Wood into Art

Anthony Giachetti’s furniture is both functional and timeless.

A seven-drawer desk (detail)
An attorney’s desk from the front…
…and from the back
Detail of a music stand
Detail a fluted cabinet

A music stand of East Indian rosewood, with maple laminated veneers curved as delicately as a clef, stands rooted in a solid base so that it leans toward the musician with assurance. It expresses the remarkable integration of art and utility in the one-of-a-kind pieces by furniture designer/maker Anthony Giachetti, A.M. ’69. Each work has a distinct function—but their enduring aesthetic appeal is even more prominent. “Timelessness is something that I think about constantly in the design process,” he says.

Attorney Charles Edson ’56, J.D. ’59, and his wife can attest to this, having purchased a fluted sideboard Giachetti made for a show in 1982—one of three of his pieces that they own. “I thought it was smashing looking, and asked him if he could expand on the idea,” Sue Edson recalls. They commissioned a seven-foot-long French walnut desk with fluted, curved verticals. “I like Tony’s work just as much today as when we purchased it,” she says, “and I can’t say that about the work of many artists that we have around the house.”

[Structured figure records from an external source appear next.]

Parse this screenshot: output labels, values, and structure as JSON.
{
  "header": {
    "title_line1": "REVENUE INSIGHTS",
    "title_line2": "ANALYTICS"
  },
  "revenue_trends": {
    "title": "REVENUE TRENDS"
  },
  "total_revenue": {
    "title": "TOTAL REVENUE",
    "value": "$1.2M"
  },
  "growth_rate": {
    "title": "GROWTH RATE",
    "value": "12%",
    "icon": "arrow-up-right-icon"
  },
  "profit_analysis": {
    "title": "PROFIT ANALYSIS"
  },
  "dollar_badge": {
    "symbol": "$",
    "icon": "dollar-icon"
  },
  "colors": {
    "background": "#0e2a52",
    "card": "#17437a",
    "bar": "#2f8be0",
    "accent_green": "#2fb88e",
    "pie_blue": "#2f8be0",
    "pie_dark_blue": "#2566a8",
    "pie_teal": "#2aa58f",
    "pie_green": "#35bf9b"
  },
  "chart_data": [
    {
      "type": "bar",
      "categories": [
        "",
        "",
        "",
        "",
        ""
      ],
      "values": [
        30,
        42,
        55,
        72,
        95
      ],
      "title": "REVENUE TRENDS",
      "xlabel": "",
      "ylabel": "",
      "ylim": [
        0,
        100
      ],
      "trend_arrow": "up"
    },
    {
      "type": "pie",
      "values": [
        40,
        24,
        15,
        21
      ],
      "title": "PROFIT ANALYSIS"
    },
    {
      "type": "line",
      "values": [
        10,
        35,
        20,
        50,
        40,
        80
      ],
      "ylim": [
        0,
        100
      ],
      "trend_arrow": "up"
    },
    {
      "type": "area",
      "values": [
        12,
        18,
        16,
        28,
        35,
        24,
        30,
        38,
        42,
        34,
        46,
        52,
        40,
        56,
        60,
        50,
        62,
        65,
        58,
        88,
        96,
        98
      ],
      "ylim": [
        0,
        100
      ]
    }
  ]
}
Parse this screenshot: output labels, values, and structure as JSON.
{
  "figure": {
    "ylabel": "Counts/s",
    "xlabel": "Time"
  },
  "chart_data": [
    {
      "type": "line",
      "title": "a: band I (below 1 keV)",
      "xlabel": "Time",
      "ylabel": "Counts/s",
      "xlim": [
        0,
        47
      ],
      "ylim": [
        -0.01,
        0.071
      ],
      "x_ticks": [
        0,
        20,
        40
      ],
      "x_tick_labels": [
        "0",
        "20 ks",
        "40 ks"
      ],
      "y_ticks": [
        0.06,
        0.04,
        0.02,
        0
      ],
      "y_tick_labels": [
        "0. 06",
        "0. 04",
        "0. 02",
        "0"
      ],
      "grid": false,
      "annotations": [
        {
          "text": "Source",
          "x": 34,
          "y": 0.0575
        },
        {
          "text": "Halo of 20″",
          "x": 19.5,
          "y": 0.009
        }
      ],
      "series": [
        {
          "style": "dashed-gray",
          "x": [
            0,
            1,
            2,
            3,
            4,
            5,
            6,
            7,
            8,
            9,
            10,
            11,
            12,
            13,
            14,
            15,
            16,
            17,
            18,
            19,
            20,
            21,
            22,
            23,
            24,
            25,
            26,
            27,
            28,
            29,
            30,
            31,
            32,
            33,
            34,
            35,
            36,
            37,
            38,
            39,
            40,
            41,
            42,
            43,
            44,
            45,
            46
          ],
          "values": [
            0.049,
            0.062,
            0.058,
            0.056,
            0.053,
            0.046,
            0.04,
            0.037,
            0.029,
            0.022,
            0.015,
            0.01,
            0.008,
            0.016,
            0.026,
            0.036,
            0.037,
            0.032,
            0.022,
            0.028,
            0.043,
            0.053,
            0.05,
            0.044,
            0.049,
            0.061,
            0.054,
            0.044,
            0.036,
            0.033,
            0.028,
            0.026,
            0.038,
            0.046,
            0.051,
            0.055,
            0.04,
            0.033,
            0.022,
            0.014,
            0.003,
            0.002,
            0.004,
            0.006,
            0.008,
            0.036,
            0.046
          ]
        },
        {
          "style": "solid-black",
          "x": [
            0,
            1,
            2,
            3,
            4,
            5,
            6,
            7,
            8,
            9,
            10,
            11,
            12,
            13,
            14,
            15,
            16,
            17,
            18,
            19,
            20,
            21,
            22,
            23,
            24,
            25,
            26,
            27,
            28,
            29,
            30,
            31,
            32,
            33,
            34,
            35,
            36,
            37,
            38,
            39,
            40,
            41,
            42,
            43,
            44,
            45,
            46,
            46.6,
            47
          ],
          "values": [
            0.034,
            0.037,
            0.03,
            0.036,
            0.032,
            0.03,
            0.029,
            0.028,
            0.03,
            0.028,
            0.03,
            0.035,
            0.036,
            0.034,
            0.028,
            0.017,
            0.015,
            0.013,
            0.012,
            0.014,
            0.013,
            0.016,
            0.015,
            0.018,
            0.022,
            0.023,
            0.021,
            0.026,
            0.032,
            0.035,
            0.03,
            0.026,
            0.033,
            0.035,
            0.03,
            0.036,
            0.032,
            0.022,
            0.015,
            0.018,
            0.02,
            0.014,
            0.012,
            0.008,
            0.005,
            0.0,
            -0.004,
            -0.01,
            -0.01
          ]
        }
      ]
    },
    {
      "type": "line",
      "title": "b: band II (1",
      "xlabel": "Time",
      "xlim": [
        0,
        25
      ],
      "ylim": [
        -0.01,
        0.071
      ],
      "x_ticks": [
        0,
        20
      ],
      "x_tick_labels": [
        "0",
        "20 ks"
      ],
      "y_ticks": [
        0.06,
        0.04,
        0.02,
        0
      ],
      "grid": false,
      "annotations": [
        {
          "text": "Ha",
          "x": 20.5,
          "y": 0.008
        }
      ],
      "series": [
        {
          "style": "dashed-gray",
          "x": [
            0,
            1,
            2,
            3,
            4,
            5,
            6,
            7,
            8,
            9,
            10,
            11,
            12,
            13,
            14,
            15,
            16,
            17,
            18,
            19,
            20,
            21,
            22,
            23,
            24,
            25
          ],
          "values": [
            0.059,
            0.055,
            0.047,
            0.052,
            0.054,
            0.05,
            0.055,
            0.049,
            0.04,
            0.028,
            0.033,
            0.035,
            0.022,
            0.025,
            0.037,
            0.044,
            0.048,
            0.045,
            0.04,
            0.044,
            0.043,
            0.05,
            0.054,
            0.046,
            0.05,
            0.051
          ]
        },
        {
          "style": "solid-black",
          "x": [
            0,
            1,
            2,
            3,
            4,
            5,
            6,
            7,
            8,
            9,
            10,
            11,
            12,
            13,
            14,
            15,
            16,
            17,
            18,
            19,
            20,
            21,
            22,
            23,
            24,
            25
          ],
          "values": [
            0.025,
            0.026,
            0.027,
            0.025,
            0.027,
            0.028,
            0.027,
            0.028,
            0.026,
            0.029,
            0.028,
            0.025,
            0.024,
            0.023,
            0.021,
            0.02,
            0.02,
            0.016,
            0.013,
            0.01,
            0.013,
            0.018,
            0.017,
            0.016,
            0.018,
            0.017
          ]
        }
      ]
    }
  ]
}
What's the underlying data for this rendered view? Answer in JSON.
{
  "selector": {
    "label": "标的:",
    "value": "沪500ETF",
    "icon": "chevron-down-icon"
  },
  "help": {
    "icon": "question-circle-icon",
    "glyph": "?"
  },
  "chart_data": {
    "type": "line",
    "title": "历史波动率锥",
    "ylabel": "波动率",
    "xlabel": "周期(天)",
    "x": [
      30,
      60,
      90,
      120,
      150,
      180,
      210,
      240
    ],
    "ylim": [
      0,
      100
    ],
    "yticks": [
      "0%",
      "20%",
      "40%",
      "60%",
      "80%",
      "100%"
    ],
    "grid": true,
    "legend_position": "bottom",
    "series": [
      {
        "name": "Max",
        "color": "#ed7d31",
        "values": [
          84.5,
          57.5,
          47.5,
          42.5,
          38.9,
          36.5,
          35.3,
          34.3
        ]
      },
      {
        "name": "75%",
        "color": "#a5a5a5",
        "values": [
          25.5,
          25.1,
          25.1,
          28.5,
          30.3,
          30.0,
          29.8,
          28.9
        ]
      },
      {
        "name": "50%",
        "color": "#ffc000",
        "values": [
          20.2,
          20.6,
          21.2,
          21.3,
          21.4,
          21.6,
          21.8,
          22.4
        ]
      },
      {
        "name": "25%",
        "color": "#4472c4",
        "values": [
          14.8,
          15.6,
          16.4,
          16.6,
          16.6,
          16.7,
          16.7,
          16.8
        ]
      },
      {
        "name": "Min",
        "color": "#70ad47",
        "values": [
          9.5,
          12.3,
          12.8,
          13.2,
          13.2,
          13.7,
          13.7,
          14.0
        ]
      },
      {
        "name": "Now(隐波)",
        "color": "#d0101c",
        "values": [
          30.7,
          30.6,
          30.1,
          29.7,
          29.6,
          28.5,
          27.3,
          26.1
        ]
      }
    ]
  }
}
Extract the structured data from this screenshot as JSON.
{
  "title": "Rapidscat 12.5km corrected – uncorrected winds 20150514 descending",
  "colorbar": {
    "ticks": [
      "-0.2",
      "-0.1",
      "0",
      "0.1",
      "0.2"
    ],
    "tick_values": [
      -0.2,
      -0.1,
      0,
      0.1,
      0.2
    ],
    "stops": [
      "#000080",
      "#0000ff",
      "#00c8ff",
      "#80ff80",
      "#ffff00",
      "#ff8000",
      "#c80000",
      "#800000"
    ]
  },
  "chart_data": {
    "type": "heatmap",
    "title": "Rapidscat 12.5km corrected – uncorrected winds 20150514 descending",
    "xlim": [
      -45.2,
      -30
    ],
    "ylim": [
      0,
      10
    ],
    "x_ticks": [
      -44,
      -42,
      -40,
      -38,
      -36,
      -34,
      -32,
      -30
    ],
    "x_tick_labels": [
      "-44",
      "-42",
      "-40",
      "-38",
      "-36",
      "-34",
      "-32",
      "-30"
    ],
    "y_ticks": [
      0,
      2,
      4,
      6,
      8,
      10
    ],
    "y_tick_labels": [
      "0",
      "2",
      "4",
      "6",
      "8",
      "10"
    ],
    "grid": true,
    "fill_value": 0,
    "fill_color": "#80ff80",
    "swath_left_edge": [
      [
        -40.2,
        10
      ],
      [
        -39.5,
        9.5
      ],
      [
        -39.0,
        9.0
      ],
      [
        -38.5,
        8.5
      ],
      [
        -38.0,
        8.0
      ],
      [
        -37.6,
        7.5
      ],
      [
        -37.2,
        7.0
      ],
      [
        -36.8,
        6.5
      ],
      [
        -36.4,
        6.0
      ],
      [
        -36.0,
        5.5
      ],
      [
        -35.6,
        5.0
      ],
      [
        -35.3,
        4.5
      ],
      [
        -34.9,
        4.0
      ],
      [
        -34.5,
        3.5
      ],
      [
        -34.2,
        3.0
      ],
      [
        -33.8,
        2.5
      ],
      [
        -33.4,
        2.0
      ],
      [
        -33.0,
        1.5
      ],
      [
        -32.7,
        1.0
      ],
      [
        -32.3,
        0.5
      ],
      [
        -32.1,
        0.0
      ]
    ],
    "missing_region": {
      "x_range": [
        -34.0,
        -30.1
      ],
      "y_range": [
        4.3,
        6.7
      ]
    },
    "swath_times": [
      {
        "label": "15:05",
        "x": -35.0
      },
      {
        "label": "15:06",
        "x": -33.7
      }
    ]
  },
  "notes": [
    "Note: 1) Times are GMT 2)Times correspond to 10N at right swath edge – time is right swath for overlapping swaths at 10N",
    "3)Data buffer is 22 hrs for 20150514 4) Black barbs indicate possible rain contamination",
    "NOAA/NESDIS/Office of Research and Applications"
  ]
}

All of Giachetti’s pieces are privately held, save a tiger maple bench with ebony inlay whose “concave sides and central arch testify to Giachetti’s mastery of lamination,” according to literature from the Yale University Art Gallery, where it remains on display 25 years after its acquisition. To achieve its type of dramatic curve, he slices wood to a one-eighth-inch thickness with a band saw, then sands, bends, and glues at least seven plies—one at a time, in order, to match the grain—to a carefully formed particleboard. Calculating different concentric lines requires the creator “to put on that engineering hat,” he says. Yet even the meticulous placement of materials remains an organic art. “Never is a match perfect, because the wood changes in grain and color as you cut sequentially from sap to heartwood,” he explains. This allows the furniture to “tell the tale of the tree.”

Giachetti, who divides his time between East Boothbay, Maine, and Chapel Hill, North Carolina, hand-selects wood from importers in New York City; favorites include curly maple, Swiss pearwood, curly mahogany, rosewood, walnut, cherry, quartered oak, French walnut, and English brown oak. Beauty attracts him first. The wood, when finished with oil, must “have a look and feel that enhances the grain pattern and is as smooth as silk,” he says. But he also chooses materials that have “the strength necessary for quality-built furniture to last many lifetimes.” The decision to use a particular variety depends on the purpose of a piece or a client’s preferences.

The Shaker tradition, featuring exposed joinery and elegant lines, informed Giachetti’s early work. Over time the more complex English Arts and Crafts style sparked his imagination, forcing his skills to follow suit. “If you are doing one-of-a-kind work,” he says, “it’s important to strike a balance between developing and refining a design over a number of pieces, and then knowing when you should move on.”

Details indicative of Giachetti’s style include 16 fluted and inlaid curly mahogany door verticals in barrel-stave construction on a cabinet inspired by the designs of twentieth-century Italian architect Paolo Portoghesi. Occasionally, whimsical touches grace the refinement, as with doors on a French- and black-walnut butterfly cabinet that open toward the center, like wings. A jewelry chest, raised on slender legs, contains 29 miniature drawers of different sizes, evoking a sophisticated puzzle. Each intricate piece may take eight or nine weeks of intense work to complete.

When Giachetti started, he sold a walnut table for less than $500. By the early 1990s, when he was working exclusively through private commissions and juried shows, one of his desks sold through the American Crafts Council for $10,000, and another was appraised at $30,000.

 Yet his first clients paid nothing at all: Giachetti began by building furniture for his own home in the late 1960s and early 1970. He was pursuing a Harvard Ph.D. in economics and met his future wife, Nikki Schumann ’70, an artist who sharpened her silk-screening prowess on the iconic “red fist” posters for the student strikes of 1969. Though he’d never picked up a tool, Giachetti decided—for reasons he still can’t quite explain—to furnish their apartment with his own handiwork. So he purchased textbooks, set up shop in a friend’s basement, and started teaching himself the art of furniture making “instead of writing my dissertation.”

Six months later, the completion of a cherry-wood dining table cued the shift from hobby to lifelong vocation. “I was making something tangible,” he recalls. “It just seemed much more immediate and gratifying.”